Cet arrêt deviendra définitif dans les conditions définies à l’article 44 § 2 de la Convention. Il peut subir des retouc...

CINQUIÈME SECTION

AFFAIRE KARIMOV ET AUTRES c. AZERBAÏDJAN

(Requête no 24219/16 et 2 autres –

voir liste en annexe)

ARRÊT

Art 6 (pénal) • Procès équitable • Allégation d’incapacité financière non prise en compte lors de la condamnation à une détention administrative pour la non-exécution de jugements ordonnant de rembourser des dettes • Absence de réponse spécifique et explicite à l’argument essentiel et décisif pour l’issue de la procédure mis au centre des débats par les requérants

STRASBOURG

22 juillet 2021

Cet arrêt deviendra définitif dans les conditions définies à l’article 44 § 2 de la Convention. Il peut subir des retouches de forme.

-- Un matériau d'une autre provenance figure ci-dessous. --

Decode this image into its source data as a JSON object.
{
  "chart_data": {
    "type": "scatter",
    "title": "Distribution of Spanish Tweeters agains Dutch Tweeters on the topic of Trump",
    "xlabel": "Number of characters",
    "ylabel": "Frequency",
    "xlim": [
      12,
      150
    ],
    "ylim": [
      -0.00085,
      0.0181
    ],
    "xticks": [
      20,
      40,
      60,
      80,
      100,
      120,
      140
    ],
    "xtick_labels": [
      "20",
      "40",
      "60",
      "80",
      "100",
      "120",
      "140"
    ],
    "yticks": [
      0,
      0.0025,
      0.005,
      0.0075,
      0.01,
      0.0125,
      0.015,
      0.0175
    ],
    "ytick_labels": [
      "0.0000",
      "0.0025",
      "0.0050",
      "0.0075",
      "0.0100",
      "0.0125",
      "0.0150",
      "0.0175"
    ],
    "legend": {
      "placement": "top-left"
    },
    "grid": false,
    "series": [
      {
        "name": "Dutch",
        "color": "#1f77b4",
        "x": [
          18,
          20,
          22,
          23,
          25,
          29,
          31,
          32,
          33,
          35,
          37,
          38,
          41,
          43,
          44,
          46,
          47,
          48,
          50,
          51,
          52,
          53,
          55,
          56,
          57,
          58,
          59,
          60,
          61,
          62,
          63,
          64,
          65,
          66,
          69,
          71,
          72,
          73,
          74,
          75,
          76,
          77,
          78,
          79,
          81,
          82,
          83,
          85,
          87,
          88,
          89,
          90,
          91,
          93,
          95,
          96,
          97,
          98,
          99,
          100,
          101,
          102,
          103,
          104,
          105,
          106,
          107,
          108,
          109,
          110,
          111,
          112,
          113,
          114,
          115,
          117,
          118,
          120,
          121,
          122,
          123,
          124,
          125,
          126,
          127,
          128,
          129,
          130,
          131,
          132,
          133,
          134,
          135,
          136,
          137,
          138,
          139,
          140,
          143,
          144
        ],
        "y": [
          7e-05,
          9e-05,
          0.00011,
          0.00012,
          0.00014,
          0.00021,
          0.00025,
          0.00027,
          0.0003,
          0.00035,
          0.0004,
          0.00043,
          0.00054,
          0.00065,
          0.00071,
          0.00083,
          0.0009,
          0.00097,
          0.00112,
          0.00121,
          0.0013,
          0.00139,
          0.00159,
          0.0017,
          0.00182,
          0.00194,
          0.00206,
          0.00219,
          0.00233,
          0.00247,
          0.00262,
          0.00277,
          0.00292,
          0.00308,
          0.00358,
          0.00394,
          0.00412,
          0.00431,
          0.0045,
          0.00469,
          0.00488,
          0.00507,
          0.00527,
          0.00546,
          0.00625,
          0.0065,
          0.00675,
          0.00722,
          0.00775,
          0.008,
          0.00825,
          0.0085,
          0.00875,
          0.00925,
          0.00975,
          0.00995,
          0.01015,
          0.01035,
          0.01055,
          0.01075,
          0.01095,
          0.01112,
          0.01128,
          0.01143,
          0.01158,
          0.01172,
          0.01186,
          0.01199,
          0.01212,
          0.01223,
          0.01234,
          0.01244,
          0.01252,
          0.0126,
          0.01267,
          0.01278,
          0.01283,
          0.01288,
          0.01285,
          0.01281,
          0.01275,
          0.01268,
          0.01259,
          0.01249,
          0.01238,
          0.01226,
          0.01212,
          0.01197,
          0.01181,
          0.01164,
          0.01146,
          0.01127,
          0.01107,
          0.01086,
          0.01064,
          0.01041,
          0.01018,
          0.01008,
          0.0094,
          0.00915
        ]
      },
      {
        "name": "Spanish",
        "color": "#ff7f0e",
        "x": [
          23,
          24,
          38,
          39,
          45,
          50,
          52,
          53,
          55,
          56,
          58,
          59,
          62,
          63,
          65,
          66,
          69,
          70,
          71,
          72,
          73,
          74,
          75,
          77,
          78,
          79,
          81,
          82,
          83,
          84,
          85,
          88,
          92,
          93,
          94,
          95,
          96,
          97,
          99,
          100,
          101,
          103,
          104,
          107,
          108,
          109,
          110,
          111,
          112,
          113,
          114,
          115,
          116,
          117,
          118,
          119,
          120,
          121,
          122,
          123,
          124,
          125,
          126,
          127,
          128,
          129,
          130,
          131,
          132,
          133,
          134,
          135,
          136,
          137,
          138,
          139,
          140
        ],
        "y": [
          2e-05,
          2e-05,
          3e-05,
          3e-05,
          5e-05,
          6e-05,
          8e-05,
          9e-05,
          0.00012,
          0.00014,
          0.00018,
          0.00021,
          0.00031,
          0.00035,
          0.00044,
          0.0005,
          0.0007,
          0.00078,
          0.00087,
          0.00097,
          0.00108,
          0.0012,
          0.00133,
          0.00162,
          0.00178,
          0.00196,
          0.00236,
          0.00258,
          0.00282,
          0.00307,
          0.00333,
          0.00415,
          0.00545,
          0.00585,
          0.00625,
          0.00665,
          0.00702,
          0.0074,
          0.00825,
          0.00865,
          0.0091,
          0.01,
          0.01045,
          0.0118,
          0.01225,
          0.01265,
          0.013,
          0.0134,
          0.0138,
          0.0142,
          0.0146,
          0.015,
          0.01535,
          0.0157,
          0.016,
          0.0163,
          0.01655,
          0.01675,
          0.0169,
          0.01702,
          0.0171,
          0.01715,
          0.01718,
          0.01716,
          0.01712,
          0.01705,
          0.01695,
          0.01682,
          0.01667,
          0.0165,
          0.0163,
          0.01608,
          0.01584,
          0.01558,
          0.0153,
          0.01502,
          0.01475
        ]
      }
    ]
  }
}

En l’affaire Karimov et autres c. Azerbaïdjan,

La Cour européenne des droits de l’homme (cinquième section), siégeant en une Chambre composée de :

Síofra O’Leary, présidente,
Ganna Yudkivska,
Stéphanie Mourou-Vikström,
Lətif Hüseynov,
Lado Chanturia,
Ivana Jelić,
Arnfinn Bårdsen, juges,
et de Martina Keller, greffière adjointe de section

Vu :

les requêtes (nos 24219/16, 56908/16 et 60139/16) dirigées contre la République d’Azerbaïdjan et dont trois ressortissants de cet État, MM. Vahid Turab oglu Karimov (Vahid Turab oğlu Kərimov – « le premier requérant »), Mahir Nasraddin oglu Abbasov (Mahir Nəsrəddin oğlu Abbasov – « le deuxième requérant ») et Mubariz Isakhan oglu Bayramov (Mübariz İsaxan oğlu Bayramov – « le troisième requérant ») (« les requérants ») ont saisi la Cour en vertu de l’article 34 de la Convention de sauvegarde des droits de l’homme et des libertés fondamentales (« la Convention ») aux dates indiquées dans le tableau joint en annexe,

la décision de porter les requêtes à la connaissance du gouvernement azerbaïdjanais (« le Gouvernement »),

les observations des parties,

Après en avoir délibéré en chambre du conseil le 22 juin 2021,

Rend l’arrêt que voici, adopté à cette date :

INTRODUCTION

1. Les requérants allèguent que la condamnation prononcée contre eux pour la non-exécution des jugements leur ordonnant de rembourser des dettes à des créanciers privés a emporté violation de l’article 6 de la Convention et de l’article 1 du Protocole no 4 à la Convention.

EN FAIT

2. Les informations relatives aux dates de naissance et lieux de résidence des requérants figurent en annexe. Les requérants ont été représentés par Me A. Hasanov, avocat à Bakou.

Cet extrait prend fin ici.